Freedom Writers (7/10)
by Tony Medley
Last year I wrote a favorable
review of “Gridiron Gang,” which was about Sean Porter, a real life
person. After my review appeared, I received an email from a friend
whose opinion I respect. He said he knew and worked with Sean Porter and
in his opinion, Porter wasn’t anywhere close to the secular saint the
movie painted him. Since my review was already out there, I didn’t
change it, but it raised an issue.
Before I viewed “Freedom
Writers,” I received an email from someone whose opinion I respect
telling me that Erin Gruwell (Hillary Swank) wasn’t anything at all like
the saintly woman painted in the picture. He said he had personal
experiences with her on a regular basis during the time covered in the
movie, along with some experience with her students. His opinion of her
was much less than favorable. Among the many faults he perceived, he
said that she told him flatly that she hated men.
And it’s not just my friend
who has a contrary view of the film. Apparently facts have been
seriously reworked for dramatic effect, and many in Long Beach are not
happy with what they perceive to be a slight on their city and high
school.
Here is the issue raised
again. When a movie distorts history and I am absolutely certain of it,
like Clint Eastwood’s revisionist WWII drama, “Letters from Iwo Jima,” I
emphasize the distortion. In both of these instances, however, I don’t
have any personal knowledge of the people portrayed. Even if I did, the
question is, does a movie have the right to stand on its own, even if it
is a perversion of fact? As to “Letters From Iwo Jima,” my opinion was
that it was such a distortion of fact that it did not have the right to
stand on its own.
As to “Freedom Writers,” I am
of a different view. This is a “Blackboard Jungle” (1955) type of story
where Gruwell is a novice teacher in a troubled school (Long Beach’s
Wilson High School), overrun by gangbangers who have no respect for
authority. She comes up with a unique way to get to these students,
successfully, in spite of opposition from the department head for whom
she works, Margaret Campbell (Imelda Staunton), and at least one fellow
teacher.
Even if it is a distortion of
fact and even if Gruwell isn’t the wonderful person the movie portrays,
if one views the film as fiction the acting is so good by the entire
cast that it is an enjoyable experience. The script is so poignant that
eyes were tearing up throughout the film, well-directed by Richard
LaGrevense, who also wrote the script.
But that’s not to say that
the movie doesn’t have its flaws. It adopts Gruwell’s apparent disdain
for men. The two main male characters in the film are clearly heavies.
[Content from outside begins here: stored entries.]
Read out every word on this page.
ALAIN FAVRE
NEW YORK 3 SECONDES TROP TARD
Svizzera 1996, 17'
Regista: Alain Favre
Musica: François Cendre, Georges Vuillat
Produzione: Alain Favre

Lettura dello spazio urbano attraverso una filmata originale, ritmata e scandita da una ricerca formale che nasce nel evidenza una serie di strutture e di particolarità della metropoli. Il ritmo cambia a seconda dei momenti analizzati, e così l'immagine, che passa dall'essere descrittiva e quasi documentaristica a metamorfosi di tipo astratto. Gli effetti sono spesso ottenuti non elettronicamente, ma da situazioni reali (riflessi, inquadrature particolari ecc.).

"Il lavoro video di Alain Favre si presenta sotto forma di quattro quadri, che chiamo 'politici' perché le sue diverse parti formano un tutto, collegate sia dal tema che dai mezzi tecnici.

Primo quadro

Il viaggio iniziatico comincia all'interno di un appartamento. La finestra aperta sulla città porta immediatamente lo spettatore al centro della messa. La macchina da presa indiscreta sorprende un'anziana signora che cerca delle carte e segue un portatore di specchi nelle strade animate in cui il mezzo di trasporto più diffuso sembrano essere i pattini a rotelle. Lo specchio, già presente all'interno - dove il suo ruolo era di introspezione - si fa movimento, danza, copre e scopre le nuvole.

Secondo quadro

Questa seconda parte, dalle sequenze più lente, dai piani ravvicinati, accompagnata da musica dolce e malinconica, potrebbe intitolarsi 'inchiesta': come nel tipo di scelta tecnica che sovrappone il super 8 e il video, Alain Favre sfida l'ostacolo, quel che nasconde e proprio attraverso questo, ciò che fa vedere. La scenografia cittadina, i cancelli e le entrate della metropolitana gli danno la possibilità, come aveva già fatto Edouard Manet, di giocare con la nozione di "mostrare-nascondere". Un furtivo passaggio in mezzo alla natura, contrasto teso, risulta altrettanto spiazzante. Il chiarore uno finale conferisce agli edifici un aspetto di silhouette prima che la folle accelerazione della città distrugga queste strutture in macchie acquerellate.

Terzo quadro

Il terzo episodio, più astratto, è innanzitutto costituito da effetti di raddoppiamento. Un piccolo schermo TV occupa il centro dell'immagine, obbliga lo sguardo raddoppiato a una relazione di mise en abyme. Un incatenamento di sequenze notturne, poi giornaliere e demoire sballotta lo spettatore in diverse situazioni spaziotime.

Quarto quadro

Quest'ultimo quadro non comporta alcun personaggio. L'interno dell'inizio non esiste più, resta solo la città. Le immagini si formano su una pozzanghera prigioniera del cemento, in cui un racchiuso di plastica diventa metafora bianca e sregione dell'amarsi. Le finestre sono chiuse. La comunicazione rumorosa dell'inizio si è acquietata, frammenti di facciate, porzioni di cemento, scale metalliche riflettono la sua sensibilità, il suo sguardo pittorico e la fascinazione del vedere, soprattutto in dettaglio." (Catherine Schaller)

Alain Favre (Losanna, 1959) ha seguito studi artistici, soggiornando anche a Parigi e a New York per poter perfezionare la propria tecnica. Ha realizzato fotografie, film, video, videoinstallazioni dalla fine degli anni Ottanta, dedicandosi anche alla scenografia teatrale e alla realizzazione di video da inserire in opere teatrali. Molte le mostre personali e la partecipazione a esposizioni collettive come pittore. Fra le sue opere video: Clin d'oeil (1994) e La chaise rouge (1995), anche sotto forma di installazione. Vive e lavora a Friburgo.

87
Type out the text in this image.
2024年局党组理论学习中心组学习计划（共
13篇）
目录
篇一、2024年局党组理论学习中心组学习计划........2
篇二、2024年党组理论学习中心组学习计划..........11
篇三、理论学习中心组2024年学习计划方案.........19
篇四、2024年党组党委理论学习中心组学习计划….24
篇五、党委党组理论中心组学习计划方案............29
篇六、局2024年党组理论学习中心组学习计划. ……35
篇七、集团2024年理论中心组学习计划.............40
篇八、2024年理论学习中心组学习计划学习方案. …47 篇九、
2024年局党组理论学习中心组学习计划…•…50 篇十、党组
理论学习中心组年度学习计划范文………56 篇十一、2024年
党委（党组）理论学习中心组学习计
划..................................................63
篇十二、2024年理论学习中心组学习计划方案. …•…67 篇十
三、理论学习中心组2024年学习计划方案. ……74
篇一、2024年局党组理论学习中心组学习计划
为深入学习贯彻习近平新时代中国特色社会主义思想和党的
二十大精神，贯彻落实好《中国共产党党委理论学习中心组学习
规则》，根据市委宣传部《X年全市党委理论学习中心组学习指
Gruwell’s husband, Steve (Scott Glenn), is shown as highly
unsympathetic. However, if one looks at his situation with an unbiased
eye, she basically abandons him and her marriage and he, quite
naturally, doesn’t like it. She is rarely home; she pays little or no
attention to him; she basically divorces herself from him and their
marriage, sacrificing them for her job and the children she is teaching.
Anybody would rebel at that. In a normal world, the spouse who neglects
the other spouse to devote time to a job is the one who is the person
who abandons the marriage. An honest movie would have shown how
Gruwell’s addiction to her job destroyed her marriage. An honest movie
would have shown how Gruwell’s devotion to her job helped her students
but would pin the destruction of her marriage squarely on her shoulders.
An honest movie would have raised the issue of which is more important,
marriage or job? But not this movie. This movie manipulates the
situation in such a clever manner that it paints Steve as an
unreasonable bad guy who, in leaving her, is shown as abandoning her.
The other main male character
is honors instructor Brian Gelford (John Benjamin Hickey), who is honest
with her, but is shown as being selfish and uncooperative when an honors
student wants to transfer from his class to Gruwell’s. In one of the
climactic scenes in the movie, Gruwell lobbies to continue to teach her
students in their junior and senior years (she is a teacher for freshmen
and sophomores only). Gelford is shown as being unsympathetic and
uncooperative in opposing this move. The movie’s treatment of men in the
way it presents these two main male characters clearly follows the
misandristic attitude attributed to Gruwell by my friend.
As to the issue between
Gruwell and Gelford, whether she should be allowed to continue teaching
them as juniors and seniors, my feeling was that Gruwell had done her
job in showing her gangbanger students that there was something more to
life than anger and violence and that they should be cut loose to learn
how to live and survive without her. My feeling was that the correct
move would be to make them move into another teacher’s classroom because
Gruwell was not going to be there to hold their collective hands for the
rest of their lives. But, alas, this is not to be in this Hollywood view
of the world.
But, in the end, this movie
can stand on its own. It is well-acted, -written, and -directed, if you
just look at it as an amusement. I divorced what I had been told about
the facts and simply enjoyed an emotional, moving story, ignoring its
bias (in today’s Hollywood, if you don’t often ignore a movie’s bias,
you won’t often be able to enjoy a Hollywood movie). You don’t have to
believe “The Wizard of Oz” to accept it as an enjoyable entertainment.